Zambelli encontra-se presa na Itália desde 29 de julho de 2025, após condenações definitivas no Brasil. A extradição, nesse contexto, não se confunde com novo julgamento, mas sim com a transferência da custodiada para cumprimento de pena já estabelecida pelo Judiciário brasileiro.
O procedimento de extradição segue regras previstas em tratados internacionais e na legislação interna dos países envolvidos. No caso brasileiro, o art. 5º, inciso LI da Constituição Federal estabelece diretrizes sobre a entrega de nacionais e estrangeiros, enquanto acordos bilaterais e multilaterais regulam os requisitos formais para a cooperação.
A decisão italiana indica o reconhecimento da validade das condenações proferidas no Brasil, bem como a observância dos critérios exigidos para a entrega da acusada.

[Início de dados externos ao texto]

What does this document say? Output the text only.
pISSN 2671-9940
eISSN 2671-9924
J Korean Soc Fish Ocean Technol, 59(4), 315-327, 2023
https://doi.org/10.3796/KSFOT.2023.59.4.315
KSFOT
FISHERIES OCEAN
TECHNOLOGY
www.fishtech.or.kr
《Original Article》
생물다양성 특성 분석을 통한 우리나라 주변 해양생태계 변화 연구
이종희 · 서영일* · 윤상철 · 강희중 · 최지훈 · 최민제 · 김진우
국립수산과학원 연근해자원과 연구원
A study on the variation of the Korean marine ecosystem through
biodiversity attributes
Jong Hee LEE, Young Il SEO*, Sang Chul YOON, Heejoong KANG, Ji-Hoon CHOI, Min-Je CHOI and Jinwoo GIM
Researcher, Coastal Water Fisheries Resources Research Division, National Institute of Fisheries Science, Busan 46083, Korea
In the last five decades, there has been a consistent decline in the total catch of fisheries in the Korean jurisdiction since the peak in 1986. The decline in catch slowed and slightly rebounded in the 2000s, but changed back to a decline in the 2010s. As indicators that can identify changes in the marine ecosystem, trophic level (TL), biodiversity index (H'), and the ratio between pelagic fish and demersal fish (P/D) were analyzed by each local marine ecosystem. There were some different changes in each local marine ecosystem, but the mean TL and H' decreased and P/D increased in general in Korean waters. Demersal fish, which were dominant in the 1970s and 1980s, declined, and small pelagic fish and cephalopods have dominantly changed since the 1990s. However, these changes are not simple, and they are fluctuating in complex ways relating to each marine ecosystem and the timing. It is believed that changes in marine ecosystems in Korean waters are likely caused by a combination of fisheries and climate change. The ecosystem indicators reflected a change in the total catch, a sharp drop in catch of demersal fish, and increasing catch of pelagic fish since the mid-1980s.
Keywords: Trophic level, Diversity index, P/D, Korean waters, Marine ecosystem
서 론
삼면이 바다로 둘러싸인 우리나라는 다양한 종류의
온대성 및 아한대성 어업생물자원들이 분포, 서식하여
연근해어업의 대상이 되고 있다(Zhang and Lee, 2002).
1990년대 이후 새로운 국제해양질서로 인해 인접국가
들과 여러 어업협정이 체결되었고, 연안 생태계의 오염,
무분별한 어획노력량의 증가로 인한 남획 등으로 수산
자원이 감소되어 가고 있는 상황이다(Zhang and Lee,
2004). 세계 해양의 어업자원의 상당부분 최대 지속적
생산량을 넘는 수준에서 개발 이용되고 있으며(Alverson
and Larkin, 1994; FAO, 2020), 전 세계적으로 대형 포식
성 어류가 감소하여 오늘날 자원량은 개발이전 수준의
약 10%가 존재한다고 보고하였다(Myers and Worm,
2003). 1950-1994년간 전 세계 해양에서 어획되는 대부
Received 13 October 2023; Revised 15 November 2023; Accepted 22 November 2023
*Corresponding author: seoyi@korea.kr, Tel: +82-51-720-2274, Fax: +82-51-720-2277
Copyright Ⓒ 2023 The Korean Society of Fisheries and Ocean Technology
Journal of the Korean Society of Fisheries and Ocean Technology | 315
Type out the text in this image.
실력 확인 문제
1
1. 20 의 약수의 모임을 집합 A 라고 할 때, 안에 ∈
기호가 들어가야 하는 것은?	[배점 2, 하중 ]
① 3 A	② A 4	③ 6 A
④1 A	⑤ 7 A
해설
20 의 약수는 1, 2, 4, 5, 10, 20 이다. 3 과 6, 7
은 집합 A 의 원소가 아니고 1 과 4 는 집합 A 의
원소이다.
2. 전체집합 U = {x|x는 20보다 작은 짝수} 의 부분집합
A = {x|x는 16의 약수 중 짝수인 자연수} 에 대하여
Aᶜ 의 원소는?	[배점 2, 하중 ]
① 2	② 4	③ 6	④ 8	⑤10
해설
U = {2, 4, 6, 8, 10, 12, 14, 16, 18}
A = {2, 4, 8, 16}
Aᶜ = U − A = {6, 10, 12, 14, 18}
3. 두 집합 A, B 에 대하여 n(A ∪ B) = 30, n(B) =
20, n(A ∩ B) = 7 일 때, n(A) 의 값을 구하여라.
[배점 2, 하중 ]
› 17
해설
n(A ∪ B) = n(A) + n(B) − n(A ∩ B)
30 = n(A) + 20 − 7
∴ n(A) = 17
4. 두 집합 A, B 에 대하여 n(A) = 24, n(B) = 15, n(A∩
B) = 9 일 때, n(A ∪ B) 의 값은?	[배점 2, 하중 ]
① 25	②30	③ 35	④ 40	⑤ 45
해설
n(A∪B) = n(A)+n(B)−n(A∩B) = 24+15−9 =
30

Entre esses critérios, destacam-se a tipificação penal compatível e a inexistência de impedimentos legais à extradição.
A defesa da ex-deputada informou que pretende recorrer à Corte de Apelação italiana, o que pode suspender temporariamente a execução da medida. Esse tipo de recurso é previsto no ordenamento jurídico italiano e constitui etapa regular do procedimento.

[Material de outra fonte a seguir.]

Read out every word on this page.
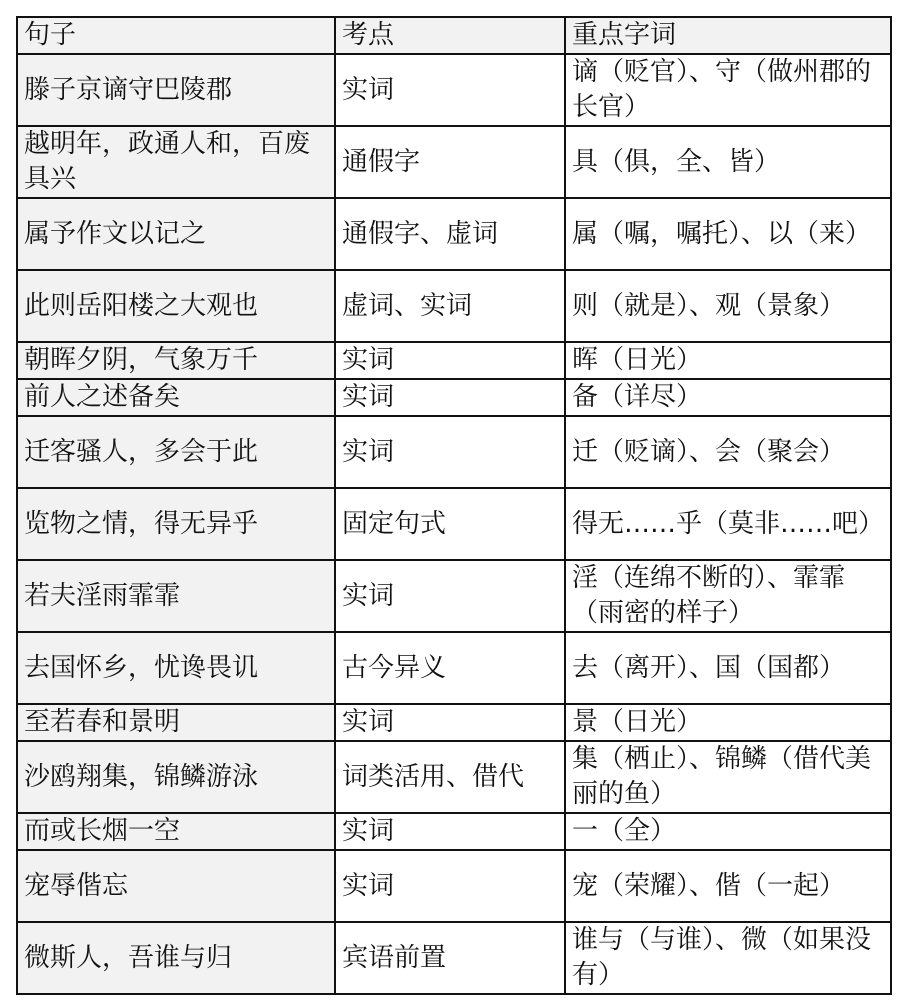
句子	考点	重点字词
滕子京谪守巴陵郡	实词	谪（贬官）、守（做州郡的长官）
越明年，政通人和，百废具兴	通假字	具（俱，全、皆）
属予作文以记之	通假字、虚词	属（嘱，嘱托）、以（来）
此则岳阳楼之大观也	虚词、实词	则（就是）、观（景象）
朝晖夕阴，气象万千	实词	晖（日光）
前人之述备矣	实词	备（详尽）
迁客骚人，多会于此	实词	迁（贬谪）、会（聚会）
览物之情，得无异乎	固定句式	得无……乎（莫非……吧）
若夫淫雨霏霏	实词	淫（连绵不断的）、霏霏（雨密的样子）
去国怀乡，忧谗畏讥	古今异义	去（离开）、国（国都）
至若春和景明	实词	景（日光）
沙鸥翔集，锦鳞游泳	词类活用、借代	集（栖止）、锦鳞（借代美丽的鱼）
而或长烟一空	实词	一（全）
宠辱偕忘	实词	宠（荣耀）、偕（一起）
微斯人，吾谁与归	宾语前置	谁与（与谁）、微（如果没有）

No Brasil, a expectativa é de que Zambelli seja encaminhada à Penitenciária Feminina do Distrito Federal, unidade destinada ao cumprimento de pena por mulheres condenadas em âmbito federal. A definição do local de custódia observa critérios de segurança e competência jurisdicional.
A extradição também envolve atuação do Poder Executivo, responsável por formalizar o pedido e coordenar a transferência da custodiada. Esse aspecto evidencia a natureza híbrida do procedimento, que combina elementos judiciais e administrativos.

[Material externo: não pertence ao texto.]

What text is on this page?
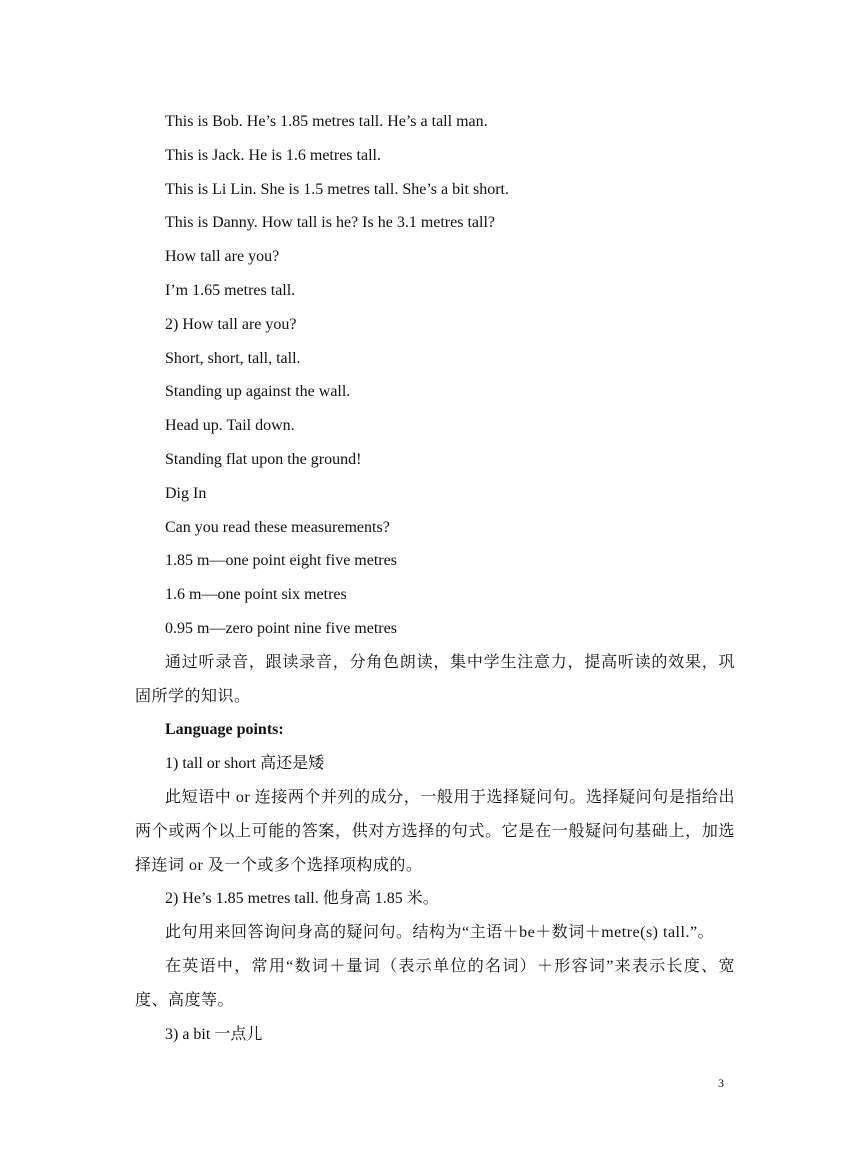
This is Bob. He’s 1.85 metres tall. He’s a tall man.
This is Jack. He is 1.6 metres tall.
This is Li Lin. She is 1.5 metres tall. She’s a bit short.
This is Danny. How tall is he? Is he 3.1 metres tall?
How tall are you?
I’m 1.65 metres tall.
2) How tall are you?
Short, short, tall, tall.
Standing up against the wall.
Head up. Tail down.
Standing flat upon the ground!
Dig In
Can you read these measurements?
1.85 m—one point eight five metres
1.6 m—one point six metres
0.95 m—zero point nine five metres
通过听录音，跟读录音，分角色朗读，集中学生注意力，提高听读的效果，巩固所学的知识。
Language points:
1) tall or short 高还是矮
此短语中 or 连接两个并列的成分，一般用于选择疑问句。选择疑问句是指给出两个或两个以上可能的答案，供对方选择的句式。它是在一般疑问句基础上，加选择连词 or 及一个或多个选择项构成的。
2) He’s 1.85 metres tall. 他身高 1.85 米。
此句用来回答询问身高的疑问句。结构为“主语＋be＋数词＋metre(s) tall.”。
在英语中，常用“数词＋量词（表示单位的名词）＋形容词”来表示长度、宽度、高度等。
3) a bit 一点儿
3
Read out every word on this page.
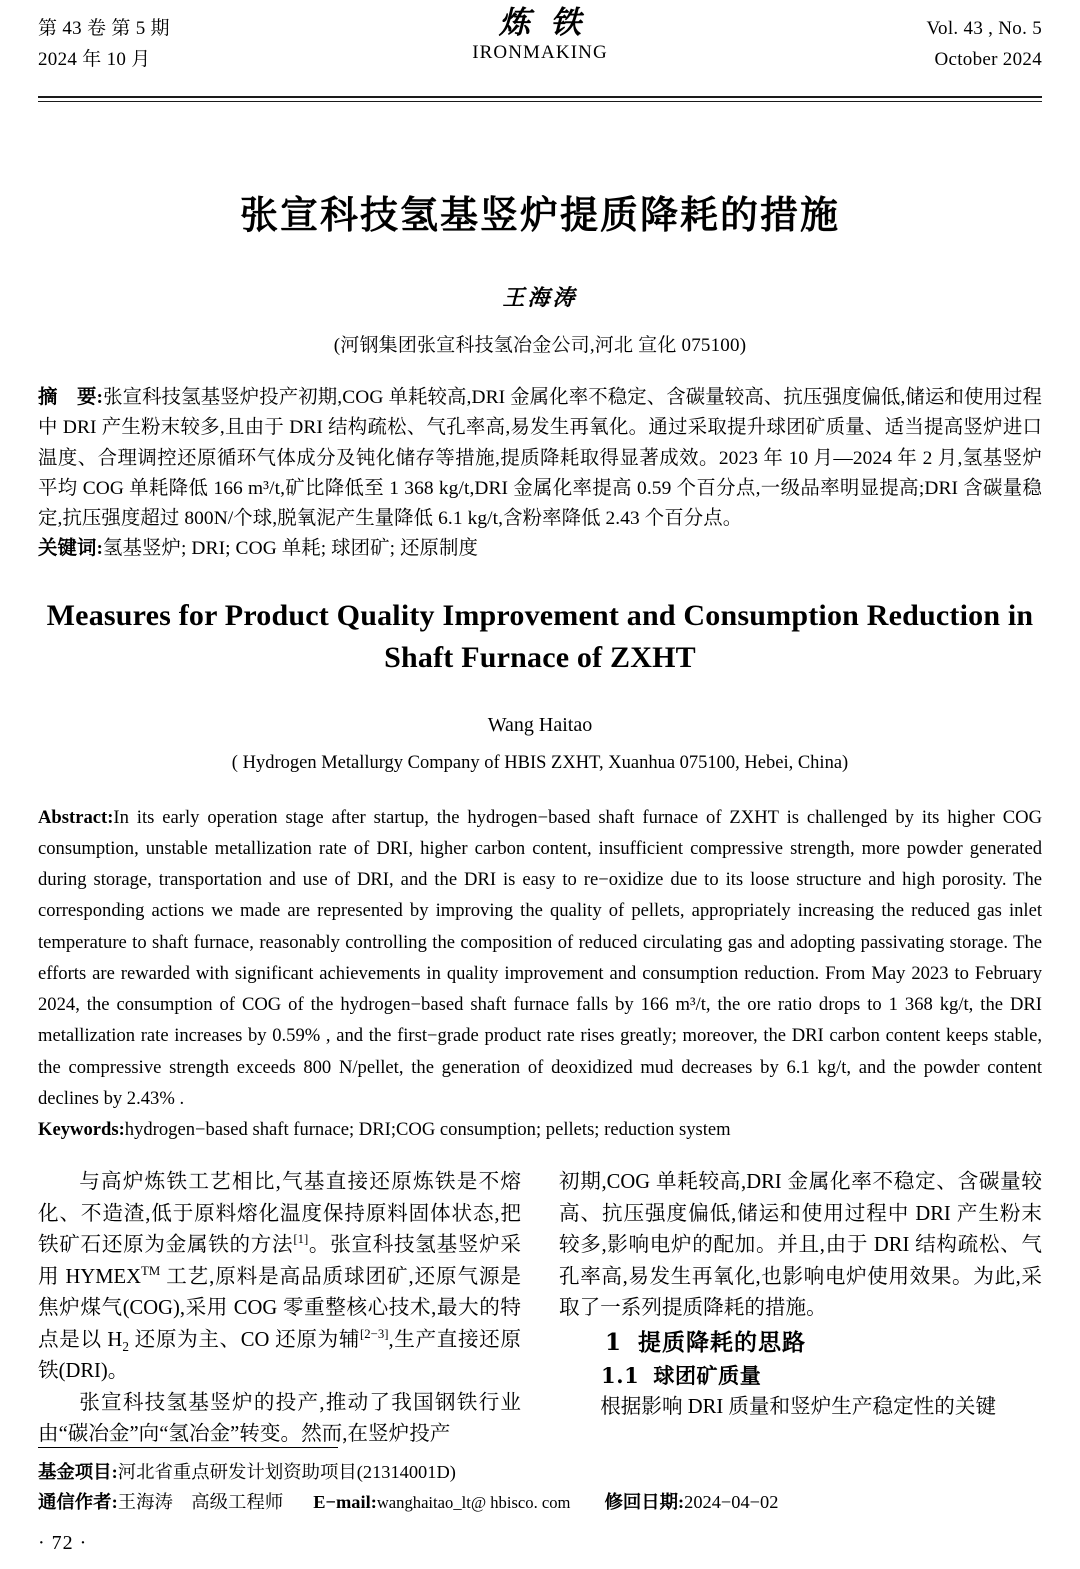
第 43 卷 第 5 期
2024 年 10 月
炼铁
IRONMAKING
Vol. 43 , No. 5
October 2024
张宣科技氢基竖炉提质降耗的措施
王海涛
(河钢集团张宣科技氢冶金公司,河北 宣化 075100)

摘　要:张宣科技氢基竖炉投产初期,COG 单耗较高,DRI 金属化率不稳定、含碳量较高、抗压强度偏低,储运和使用过程中 DRI 产生粉末较多,且由于 DRI 结构疏松、气孔率高,易发生再氧化。通过采取提升球团矿质量、适当提高竖炉进口温度、合理调控还原循环气体成分及钝化储存等措施,提质降耗取得显著成效。2023 年 10 月—2024 年 2 月,氢基竖炉平均 COG 单耗降低 166 m³/t,矿比降低至 1 368 kg/t,DRI 金属化率提高 0.59 个百分点,一级品率明显提高;DRI 含碳量稳定,抗压强度超过 800N/个球,脱氧泥产生量降低 6.1 kg/t,含粉率降低 2.43 个百分点。

关键词:氢基竖炉; DRI; COG 单耗; 球团矿; 还原制度

Measures for Product Quality Improvement and Consumption Reduction in Shaft Furnace of ZXHT
Wang Haitao
( Hydrogen Metallurgy Company of HBIS ZXHT, Xuanhua 075100, Hebei, China)

Abstract:In its early operation stage after startup, the hydrogen−based shaft furnace of ZXHT is challenged by its higher COG consumption, unstable metallization rate of DRI, higher carbon content, insufficient compressive strength, more powder generated during storage, transportation and use of DRI, and the DRI is easy to re−oxidize due to its loose structure and high porosity. The corresponding actions we made are represented by improving the quality of pellets, appropriately increasing the reduced gas inlet temperature to shaft furnace, reasonably controlling the composition of reduced circulating gas and adopting passivating storage. The efforts are rewarded with significant achievements in quality improvement and consumption reduction. From May 2023 to February 2024, the consumption of COG of the hydrogen−based shaft furnace falls by 166 m³/t, the ore ratio drops to 1 368 kg/t, the DRI metallization rate increases by 0.59% , and the first−grade product rate rises greatly; moreover, the DRI carbon content keeps stable, the compressive strength exceeds 800 N/pellet, the generation of deoxidized mud decreases by 6.1 kg/t, and the powder content declines by 2.43% .

Keywords:hydrogen−based shaft furnace; DRI;COG consumption; pellets; reduction system

与高炉炼铁工艺相比,气基直接还原炼铁是不熔化、不造渣,低于原料熔化温度保持原料固体状态,把铁矿石还原为金属铁的方法[1]。张宣科技氢基竖炉采用 HYMEX™ 工艺,原料是高品质球团矿,还原气源是焦炉煤气(COG),采用 COG 零重整核心技术,最大的特点是以 $H_2$ 还原为主、CO 还原为辅[2−3],生产直接还原铁(DRI)。

张宣科技氢基竖炉的投产,推动了我国钢铁行业由“碳冶金”向“氢冶金”转变。然而,在竖炉投产

初期,COG 单耗较高,DRI 金属化率不稳定、含碳量较高、抗压强度偏低,储运和使用过程中 DRI 产生粉末较多,影响电炉的配加。并且,由于 DRI 结构疏松、气孔率高,易发生再氧化,也影响电炉使用效果。为此,采取了一系列提质降耗的措施。

1 提质降耗的思路

1.1 球团矿质量

根据影响 DRI 质量和竖炉生产稳定性的关键

基金项目:河北省重点研发计划资助项目(21314001D)

通信作者:王海涛　高级工程师 E−mail:wanghaitao_lt@ hbisco. com 修回日期:2024−04−02

· 72 ·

Do ponto de vista institucional, o caso reforça a importância da cooperação internacional no combate à impunidade, especialmente em situações em que condenados se encontram fora do território nacional.
A efetivação da extradição dependerá do esgotamento das vias recursais no país requerido e da coordenação entre autoridades dos dois Estados. Até lá, a situação jurídica da ex-deputada permanece vinculada às decisões das cortes italianas.
BASTIDORES INSTITUCIONAIS
A notificação da decisão foi encaminhada ao governo brasileiro, que deverá coordenar com autoridades italianas os procedimentos formais de transferência, enquanto a defesa prepara recurso à instância superior na Itália.
CONCLUSÃO
Nos próximos 30 a 90 dias, a tendência é de análise do recurso pela Justiça italiana, com possível confirmação da extradição e organização da transferência ao Brasil.
ANÁLISE VÍNDICE
Risco institucional: Moderado, relacionado à dependência de decisões estrangeiras para execução penal.
Consequências jurídicas: Transferência de custódia e início ou continuidade do cumprimento de pena no Brasil.
Impacto político: Elevado, dada a visibilidade do caso e sua repercussão nacional.